Stéphane Degout rayonne vocalement, avec un art consommé de la diction allemande, tout en jouant avec talent la maladresse physique, faisant de ce Wozzeck un personnage attachant et profondément émouvant, avant d’en suggérer – plutôt que d’en révéler – la noirceur criminelle. À ses côtés, Ambur Braid donne à Marie une présence vocale impressionnante, jouant sur l’opposition entre le caractère extraverti du personnage et la dimension introvertie de Wozzeck, se jouant des difficultés de la partition. On regrettera simplement que le lyrisme du début de l’acte III soit un peu gommé au profit de la projection vocale, dans un passage qui devrait précisément, nous semble-il, exprimer tendresse et humanité.

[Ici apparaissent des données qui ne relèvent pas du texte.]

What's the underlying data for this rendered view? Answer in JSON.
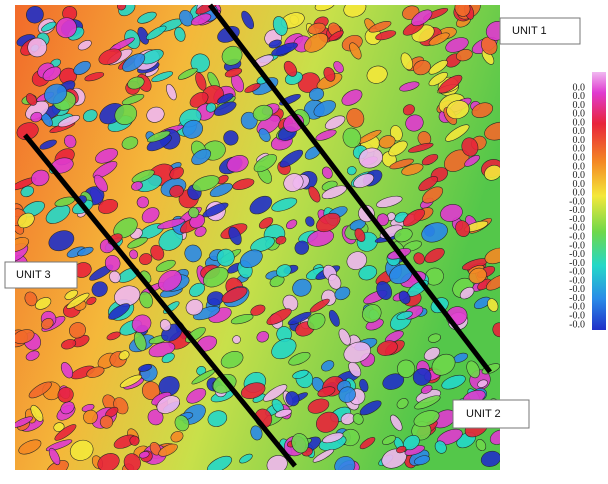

Le ténor autrichien Thomas Ebenstein est un Capitaine d’une précision métronomique, comme il sied à son rôle, doté d’une rare clarté d’élocution, et dont les aigus témoignent d’une aisance parfaite. C’est lui qui domine l’ensemble des rôles « négatifs ». La basse anglaise Thomas Faulkner, incarnant le Docteur, maître d’œuvre du système à la « Truman show » qui est présenté ici, a semblé le soir de la première moins à l’aise et peu sonore, comme bousculé parfois par le tempo adopté. Le ténor Robert Lewis incarne un Andrès de très bonne facture, doté d’une voix claire et d’une excellente projection, tandis que la mezzo-soprano Jenny Anne Flory s’acquitte honorablement de son rôle en Margret. Le Fou de Philip Varik donne lieu une interprétation haute en couleurs et vocalement très réussie. Les chœurs, comme toujours, sont excellents dans leur incarnation vocale d’un collectif angoissant.

Hugo Santos et Alexander de Jong, incarnant respectivement le Premier et le Second artisan à l’acte II de manière très convaincante – voix de basse un peu sourde pour le premier, qui « fonctionne » bien ici, et baryton plus sonore et compréhensible pour le second – sont présents tout au long de la pièce, sous les traits de deux personnages ajoutés ici, un prêtre et un ministre, qui assistent aux différents étapes du recrutement des volontaires et des expérimentations. Faire des deux ivrognes un prêtre et un ministre est un choix discutable : on perd l’idée d’une philosophie de cabaret liée au portrait de deux anonymes au profit d’une imagerie un peu convenue, quoique tristement d’actualité (les turpitudes des prétendus garants de la morale et de l’autorité de l’Église et de l’État). Mais répétons-le : l’ensemble de cette production fait preuve d’une cohérence parfaite, en écho à celle de la construction musicale, dans un mouvement qui emporte tout et suscite émotion et questionnements, comme le souhaitait Berg autant que Büchner.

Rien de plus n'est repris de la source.